Here is the full text of the article titled "What If the South Had Won the Civil War?" by William S. Lind that has caused so much national controversy in connection with the election of a new California Republican state chairman. John Gizzi discusses the role of this piece in the chairmanship contest in his article on page 7. Mr. Lind is director of the Free Congress Foundations Center for Cultural Conservatism, and is co-host of the television program "Next Revolution" on which program this commentary was made July 8, 1999.
If the South had won the Civil War, where might our two countries be today? It is of course impossible to know, and as someone who proudly wears his great-grandfathers GAR ring-he served in the 88th and 177th Ohio Volunteers, and his diary records the monitors bombarding Fort Fisher as he watched from a Union transport-Im not entirely comfortable asking the question. But given how bad things have gotten in the old U.S.A., its not hard to believe that history might have taken a better turn. Slavery of course would be long gone, for economic reasons. Race relations today in the Old South, in rural areas and cities such as Charleston, S.C., are generally better than they are in Northern cities, so we might have done all right on that score. When Southerners say they have a special relationship with blacks based on many generations of living together at close quarters, they have a point.

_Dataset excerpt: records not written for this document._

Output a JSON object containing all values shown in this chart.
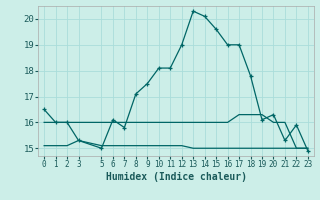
{
  "title": "",
  "xlabel": "Humidex (Indice chaleur)",
  "bg_color": "#cceee8",
  "grid_color": "#aaddda",
  "line_color": "#006666",
  "xlim": [
    -0.5,
    23.5
  ],
  "ylim": [
    14.7,
    20.5
  ],
  "yticks": [
    15,
    16,
    17,
    18,
    19,
    20
  ],
  "xticks": [
    0,
    1,
    2,
    3,
    5,
    6,
    7,
    8,
    9,
    10,
    11,
    12,
    13,
    14,
    15,
    16,
    17,
    18,
    19,
    20,
    21,
    22,
    23
  ],
  "series1_x": [
    0,
    1,
    2,
    3,
    5,
    6,
    7,
    8,
    9,
    10,
    11,
    12,
    13,
    14,
    15,
    16,
    17,
    18,
    19,
    20,
    21,
    22,
    23
  ],
  "series1_y": [
    16.5,
    16.0,
    16.0,
    15.3,
    15.0,
    16.1,
    15.8,
    17.1,
    17.5,
    18.1,
    18.1,
    19.0,
    20.3,
    20.1,
    19.6,
    19.0,
    19.0,
    17.8,
    16.1,
    16.3,
    15.3,
    15.9,
    14.9
  ],
  "series2_x": [
    0,
    1,
    2,
    3,
    5,
    6,
    7,
    8,
    9,
    10,
    11,
    12,
    13,
    14,
    15,
    16,
    17,
    18,
    19,
    20,
    21,
    22,
    23
  ],
  "series2_y": [
    16.0,
    16.0,
    16.0,
    16.0,
    16.0,
    16.0,
    16.0,
    16.0,
    16.0,
    16.0,
    16.0,
    16.0,
    16.0,
    16.0,
    16.0,
    16.0,
    16.3,
    16.3,
    16.3,
    16.0,
    16.0,
    15.0,
    15.0
  ],
  "series3_x": [
    0,
    1,
    2,
    3,
    5,
    6,
    7,
    8,
    9,
    10,
    11,
    12,
    13,
    14,
    15,
    16,
    17,
    18,
    19,
    20,
    21,
    22,
    23
  ],
  "series3_y": [
    15.1,
    15.1,
    15.1,
    15.3,
    15.1,
    15.1,
    15.1,
    15.1,
    15.1,
    15.1,
    15.1,
    15.1,
    15.0,
    15.0,
    15.0,
    15.0,
    15.0,
    15.0,
    15.0,
    15.0,
    15.0,
    15.0,
    15.0
  ]
}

The real damage to race relations in the South came not from slavery, but from Reconstruction, which would not have occurred if the South had won. And since the North would have been a separate nation, the vast black migration to Northern cities that took place during World War II might not have happened.
Certainly Southerners would not be living under the iron rule of an all-powerful federal government, as we all do now. Northerners might not be, either. A Union defeat would have given states rights a boost in both countries. The 10th Amendment might still have the force of law even up North.
It is possible that both countries might still be republics, instead of a single empire. That transformation traces to Americas entry into World War I, which might not have happened. Southern sympathy would probably have been with Britain and France, but the North, with a large German population, might well have lined up with the Kaiser (the Irish would have liked that, too).
No American entry into the war would have meant no communism in Russia and no Hitler in Germany. Thats not a bad bargain. It is highly unlikely that the Confederacy would have embraced the cultural Marxism of Political Correctness that is fast becoming the official American state ideology. So at least part of North America would still stand for Western culture, Christianity and an appreciation of the differences between ladies and gentlemen. Decency might have taken its stand in Dixie, along with some other good things such as an appreciation for the merits of rural life.
Perhaps most important, Americans North and South might have a choice. If the North had turned left, as the United States has during this century, Northerners who didnt care for that development could cross the Mason Dixon line and become Southerners. Thats an option more than a few of us Yankees would appreciate having, even if it did mean having to eat grits.
What would my great-grandfather, Union Army Sgt. Alfred G. Sturgiss, say to all of this? If he could see the sorry mess the country he fought for has become, I think he might sadly say that hed fought for the wrong side.